Improve extraction EMIT-time type discipline for DXA vertical types (so future runs don't need post-hoc curation)

task-extraction-emit-time-vertical-type-discipline

task confidence inferred status backlog 2026-06-19 owner extraction-engineer

source log-auditor — surfaced closing two sibling RBA type-discipline curation tasks (task-rba-engagement-retype-client-workflows + task-extraction-system-type-discipline-rba); the extraction-engineer flagged the shared root cause (weak emit-time vertical-type assignment), and both closed tasks' notes record the durable emit-time fix as a lesson never yet filed as forward work

Improve extraction EMIT-time type discipline for DXA vertical types

Surfaced by the log-auditor while closing two sibling RBA type-discipline curation tasks, and flagged by the Knowledge-Extraction & GraphRAG Engineer as their shared root cause: the extraction EMIT path assigns vertical/concept types weakly, so the same class of mis-typing recurred twice on one tenant and was each time fixed by hand after the fact.

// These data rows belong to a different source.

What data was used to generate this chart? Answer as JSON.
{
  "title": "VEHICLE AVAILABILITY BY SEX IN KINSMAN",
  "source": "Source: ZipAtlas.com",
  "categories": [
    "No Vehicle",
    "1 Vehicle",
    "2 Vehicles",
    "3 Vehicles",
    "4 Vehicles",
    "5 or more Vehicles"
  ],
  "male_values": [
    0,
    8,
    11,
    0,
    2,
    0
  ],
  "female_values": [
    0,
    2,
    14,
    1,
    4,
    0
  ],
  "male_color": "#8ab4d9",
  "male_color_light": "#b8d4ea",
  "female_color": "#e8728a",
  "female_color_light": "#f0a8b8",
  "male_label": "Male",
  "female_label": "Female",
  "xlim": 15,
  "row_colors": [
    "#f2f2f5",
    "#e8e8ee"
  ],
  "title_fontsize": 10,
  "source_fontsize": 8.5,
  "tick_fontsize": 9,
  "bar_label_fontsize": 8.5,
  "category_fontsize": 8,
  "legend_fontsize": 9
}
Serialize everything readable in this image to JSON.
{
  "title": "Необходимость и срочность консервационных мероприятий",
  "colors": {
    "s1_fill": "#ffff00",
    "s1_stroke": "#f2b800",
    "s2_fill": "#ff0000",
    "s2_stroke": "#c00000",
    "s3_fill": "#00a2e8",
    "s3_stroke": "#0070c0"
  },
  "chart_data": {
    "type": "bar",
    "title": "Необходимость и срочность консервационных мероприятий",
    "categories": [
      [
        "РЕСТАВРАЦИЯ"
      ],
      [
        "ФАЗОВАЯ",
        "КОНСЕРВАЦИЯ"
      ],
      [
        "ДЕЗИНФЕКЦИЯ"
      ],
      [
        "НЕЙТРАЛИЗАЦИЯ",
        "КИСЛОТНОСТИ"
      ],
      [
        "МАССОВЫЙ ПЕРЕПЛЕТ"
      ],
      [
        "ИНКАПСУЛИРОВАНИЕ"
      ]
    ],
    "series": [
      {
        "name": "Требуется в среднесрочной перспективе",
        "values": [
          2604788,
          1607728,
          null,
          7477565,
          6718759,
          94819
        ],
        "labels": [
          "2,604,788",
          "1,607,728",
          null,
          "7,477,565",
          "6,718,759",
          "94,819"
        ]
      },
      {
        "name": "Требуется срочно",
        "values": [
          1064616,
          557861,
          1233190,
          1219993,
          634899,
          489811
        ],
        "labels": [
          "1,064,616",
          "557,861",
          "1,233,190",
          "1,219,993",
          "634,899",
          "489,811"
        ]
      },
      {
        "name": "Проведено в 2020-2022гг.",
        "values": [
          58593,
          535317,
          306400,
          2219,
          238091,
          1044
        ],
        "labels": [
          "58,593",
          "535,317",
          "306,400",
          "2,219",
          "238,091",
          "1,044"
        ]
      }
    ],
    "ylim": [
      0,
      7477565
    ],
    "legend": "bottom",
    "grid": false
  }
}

The one root cause behind two closed tasks

Closed task	Mis-emit	Fixed by (stopgap)
Re-type 6 client-specific RBA `workflow` atoms as DXA `engagement`s (single-client SOW instances, not standing orchestrations)	single-client SOW instance emitted as generic `workflow` instead of DXA `engagement`	6 atoms re-typed (2 new engagement nodes, 4 merged), tenant commit `975cc83`
Fix extraction type-discipline — `system` used as a catch-all + non-slug ids (RBA run)	deliverables / process phases emitted as `system` (the catch-all) instead of `artifact` / `process`	23 atoms re-typed, ids slugified, tenant commit `8229530`

Both were closed by deterministic data surgery on the RBA tenant — a one-time, post-hoc re-type. Both closing notes recorded the durable fix as a lesson rather than filed work: the surgery is the stopgap; the emit path is where the type call should be made. This task makes that durable fix real, so future extractions are type-disciplined at emit and need no curation pass.

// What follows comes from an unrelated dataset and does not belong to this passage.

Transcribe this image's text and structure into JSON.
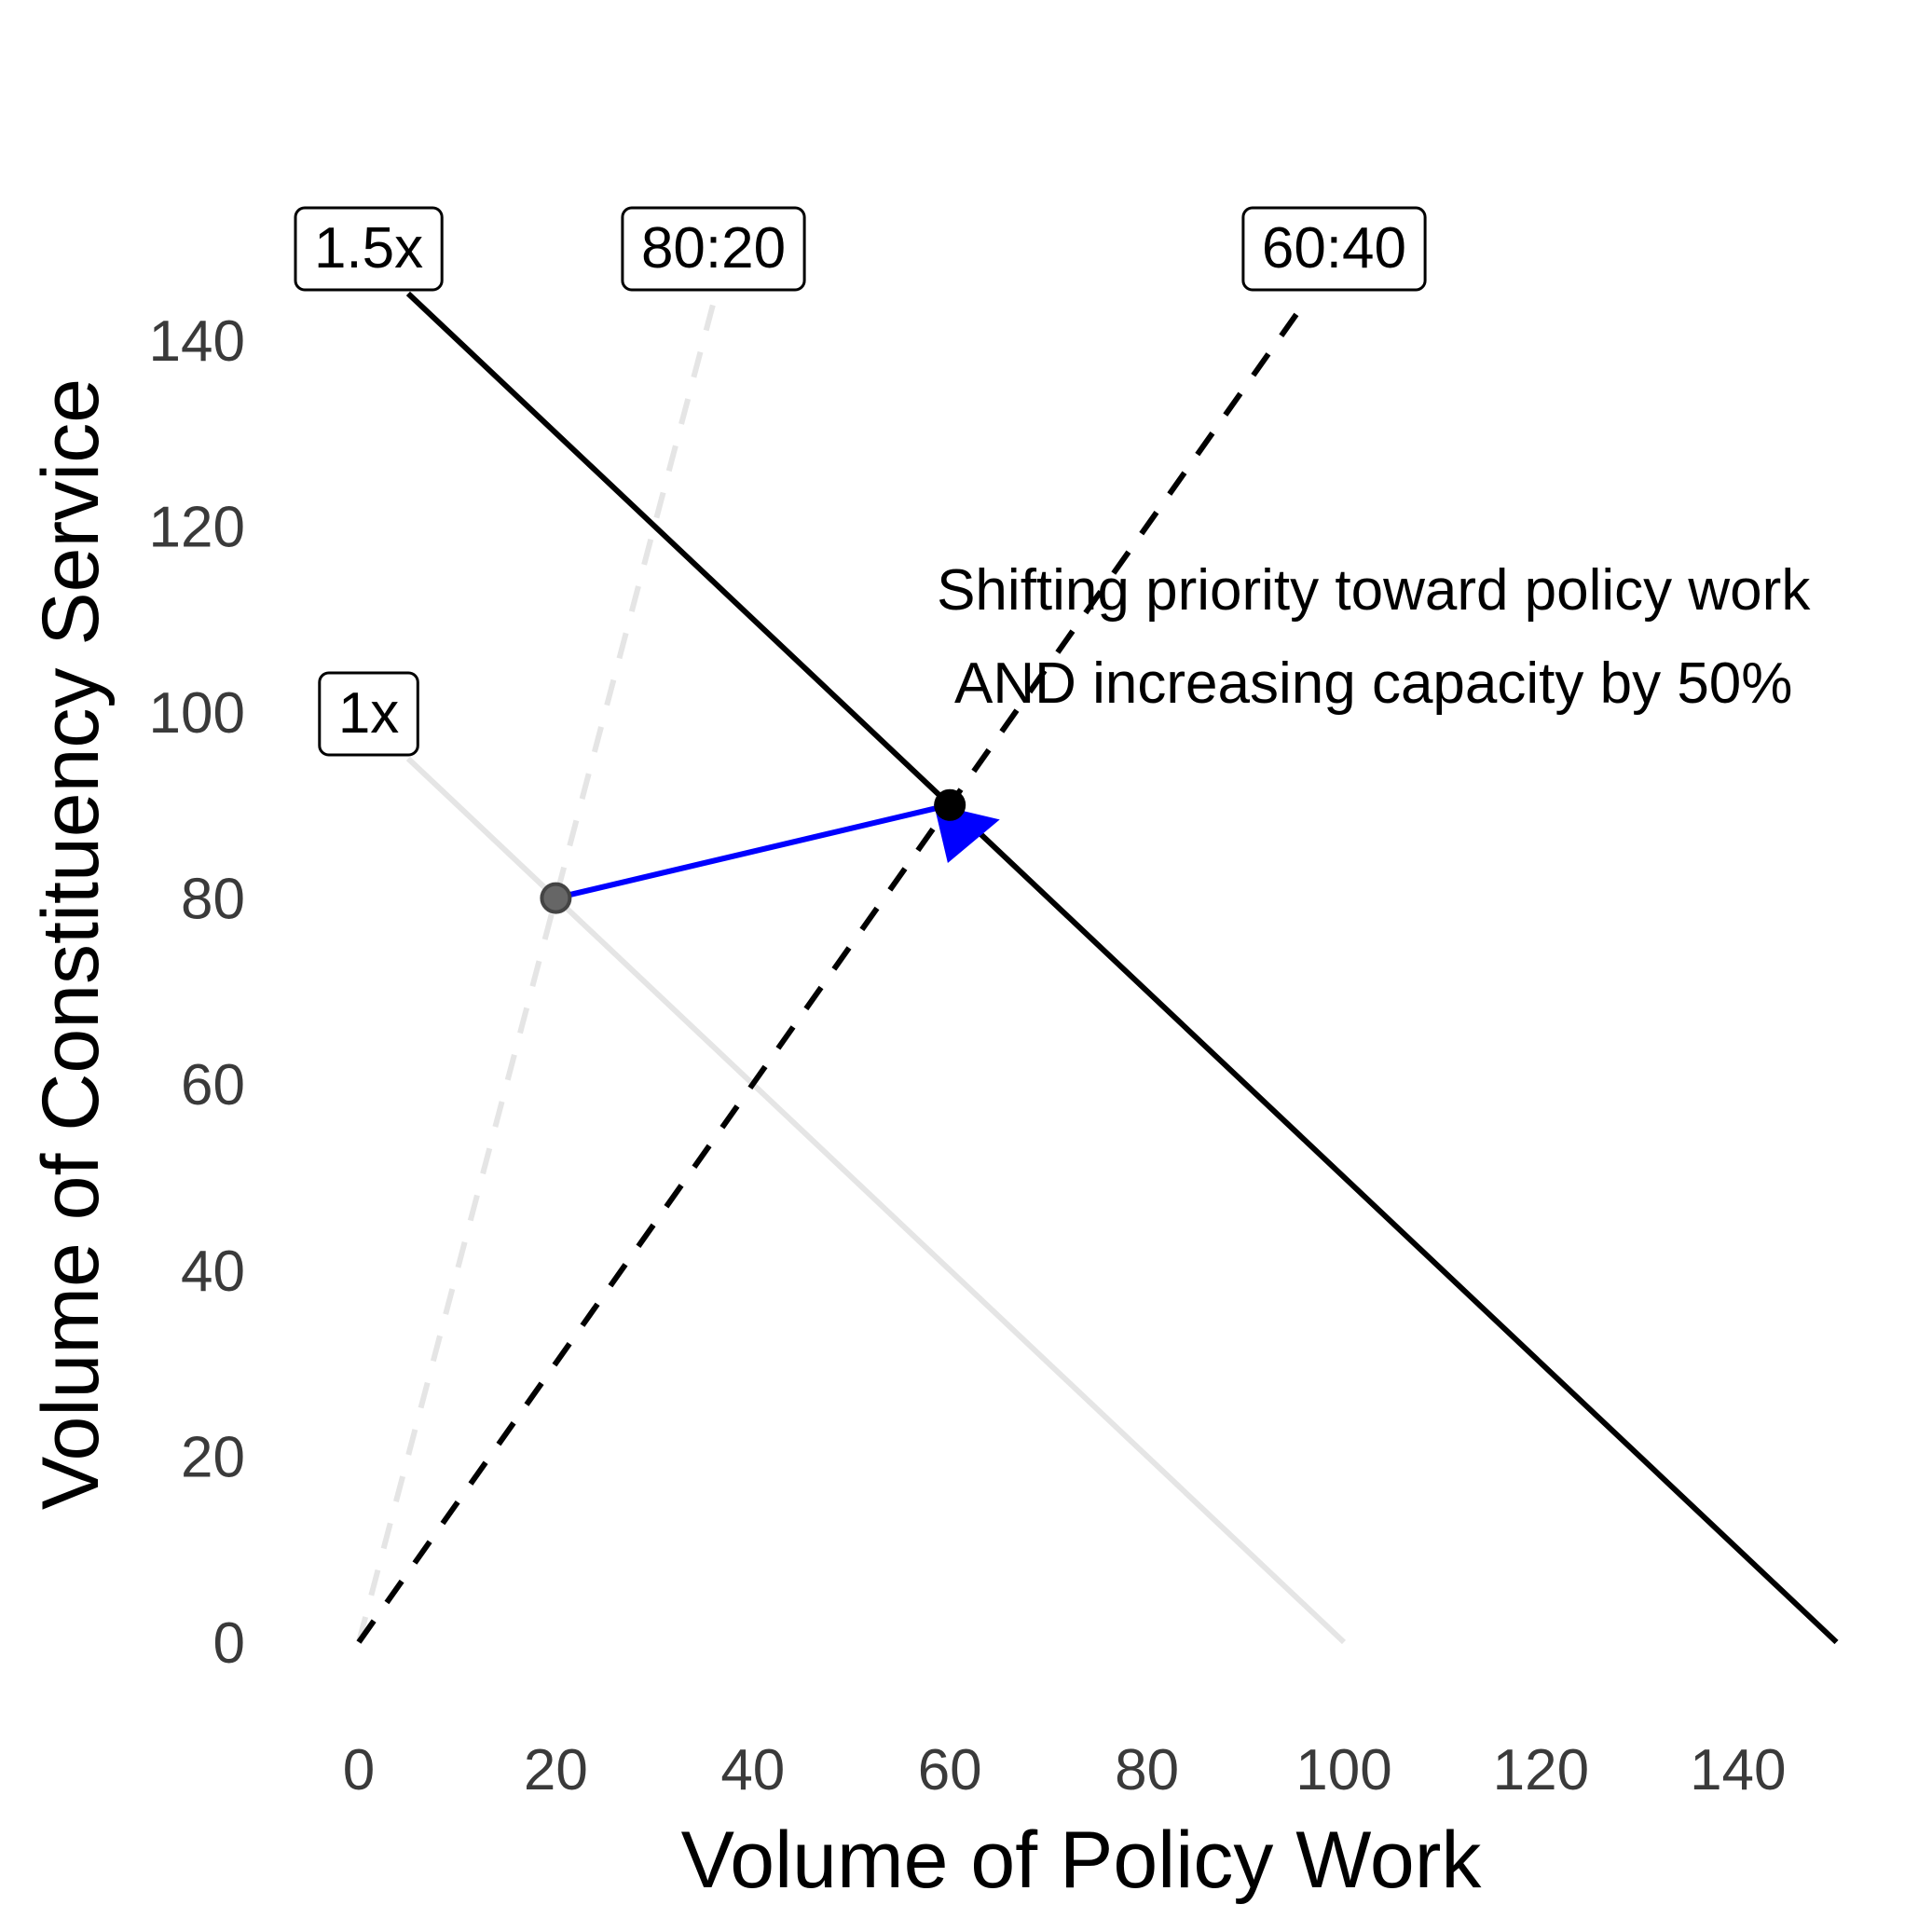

What "emit-time type discipline" means

A heuristic on the extraction EMIT path (Extraction runtime architecture — the moat) that strengthens a concept's type from grounded signals in the source, conservatively:

client-name + single-client-SOW signal → DXA engagement (a named one-off delivery for a specific client) rather than workflow (the org's standing path-through-nodes). The Dossier — The Knowledge Model (v0) is explicit on workflow vs engagement (Digital Experience Agency vertical as the first reference implementation).
deliverable / output signal → artifact; phase / activity signal → process. system stays reserved to a tool/software/platform the org uses (the knowledge-model definition) — never a catch-all.
No grounding → conservative fallback. Faithfulness over coverage (Concept identity = type + (canonical-title OR prefix-stripped id), exact-match closure — dedup owned by the @dossier/okf keystone, in-pass + opt-in reconcile + loop default, knowledge-model principle 8): a defensible generic type beats a fabricated strong one.

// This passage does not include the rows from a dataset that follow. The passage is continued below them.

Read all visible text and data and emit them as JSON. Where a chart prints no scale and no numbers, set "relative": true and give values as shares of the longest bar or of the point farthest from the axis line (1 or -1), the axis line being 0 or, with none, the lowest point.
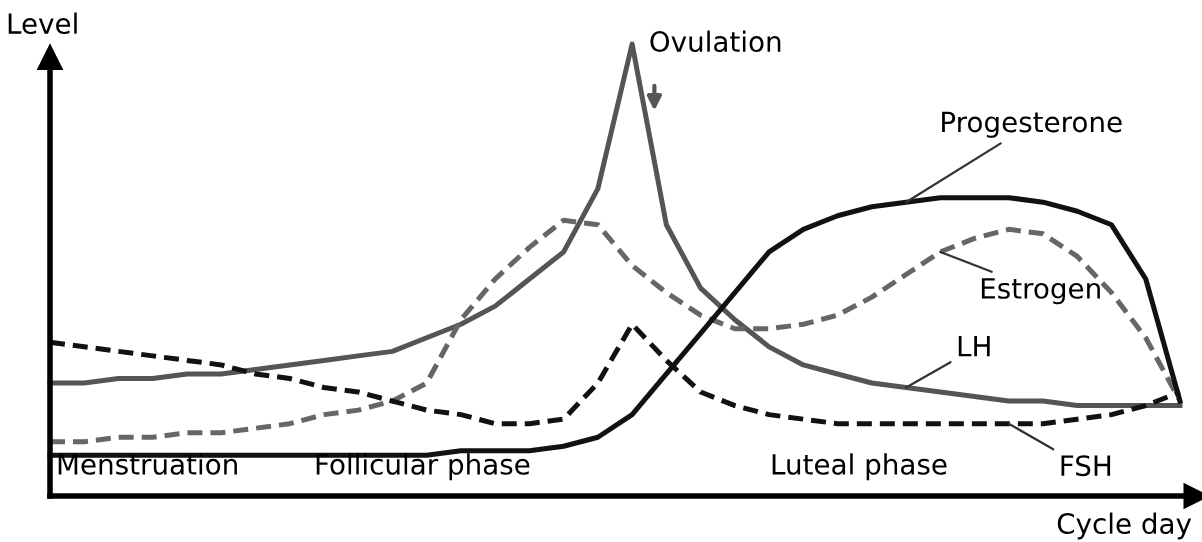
{
  "chart_data": {
    "type": "line",
    "relative": true,
    "xlabel": "Cycle day",
    "ylabel": "Level",
    "categories": [
      null,
      null,
      null,
      null,
      null,
      null,
      null,
      null,
      null,
      null,
      null,
      null,
      null,
      null,
      null,
      null,
      null,
      null,
      null,
      null,
      null,
      null,
      null,
      null,
      null,
      null,
      null,
      null,
      null,
      null,
      null,
      null,
      null,
      null
    ],
    "series": [
      {
        "name": "LH",
        "color": "#555555",
        "line_style": "solid",
        "values": [
          0.25,
          0.25,
          0.26,
          0.26,
          0.27,
          0.27,
          0.28,
          0.29,
          0.3,
          0.31,
          0.32,
          0.35,
          0.38,
          0.42,
          0.48,
          0.54,
          0.68,
          1,
          0.6,
          0.46,
          0.39,
          0.33,
          0.29,
          0.27,
          0.25,
          0.24,
          0.23,
          0.22,
          0.21,
          0.21,
          0.2,
          0.2,
          0.2,
          0.2
        ]
      },
      {
        "name": "Estrogen",
        "color": "#666666",
        "line_style": "dashed",
        "values": [
          0.12,
          0.12,
          0.13,
          0.13,
          0.14,
          0.14,
          0.15,
          0.16,
          0.18,
          0.19,
          0.21,
          0.25,
          0.39,
          0.48,
          0.55,
          0.61,
          0.6,
          0.51,
          0.45,
          0.4,
          0.37,
          0.37,
          0.38,
          0.4,
          0.44,
          0.49,
          0.54,
          0.57,
          0.59,
          0.58,
          0.53,
          0.45,
          0.35,
          0.21
        ]
      },
      {
        "name": "Progesterone",
        "color": "#111111",
        "line_style": "solid",
        "values": [
          0.09,
          0.09,
          0.09,
          0.09,
          0.09,
          0.09,
          0.09,
          0.09,
          0.09,
          0.09,
          0.09,
          0.09,
          0.1,
          0.1,
          0.1,
          0.11,
          0.13,
          0.18,
          0.27,
          0.36,
          0.45,
          0.54,
          0.59,
          0.62,
          0.64,
          0.65,
          0.66,
          0.66,
          0.66,
          0.65,
          0.63,
          0.6,
          0.48,
          0.21
        ]
      },
      {
        "name": "FSH",
        "color": "#111111",
        "line_style": "dashed",
        "values": [
          0.34,
          0.33,
          0.32,
          0.31,
          0.3,
          0.29,
          0.27,
          0.26,
          0.24,
          0.23,
          0.21,
          0.19,
          0.18,
          0.16,
          0.16,
          0.17,
          0.25,
          0.38,
          0.3,
          0.23,
          0.2,
          0.18,
          0.17,
          0.16,
          0.16,
          0.16,
          0.16,
          0.16,
          0.16,
          0.16,
          0.17,
          0.18,
          0.2,
          0.23
        ]
      }
    ],
    "annotations": [
      "Ovulation",
      "Menstruation",
      "Follicular phase",
      "Luteal phase"
    ]
  }
}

Why a task (forward-looking), not a fix-in-place or a new ADR

This is forward-looking loop improvement, not tenant-data cleanup — the RBA tenant is already type-disciplined, conformance-clean, and graph-clean after the two surgery passes (parse 100%, validateGraph 0/0). Building a heuristic on the emit path and validating it against the Live extraction eval harness — what we measure is what extraction optimizes for judge is an extraction-layer code change owned by the Knowledge-Extraction & GraphRAG Engineer, with the Principal Knowledge-Format Architect confirming the type calls — not a one-token hygiene correction, and not a new direction (it executes the lesson already recorded in Task Board — Audit Log / Dossier — Decision & Audit Log under DEC-0056's and DEC-0057's frames, so no new ADR). Board globbed before filing — the two sibling RBA tasks are the post-hoc curation (both done); no open task covered the emit-time durable fix (grep of "emit-time" / "type-discipline" / "heuristic" returned only those closed RBA surgery tasks). confidence: inferred (agent-filed).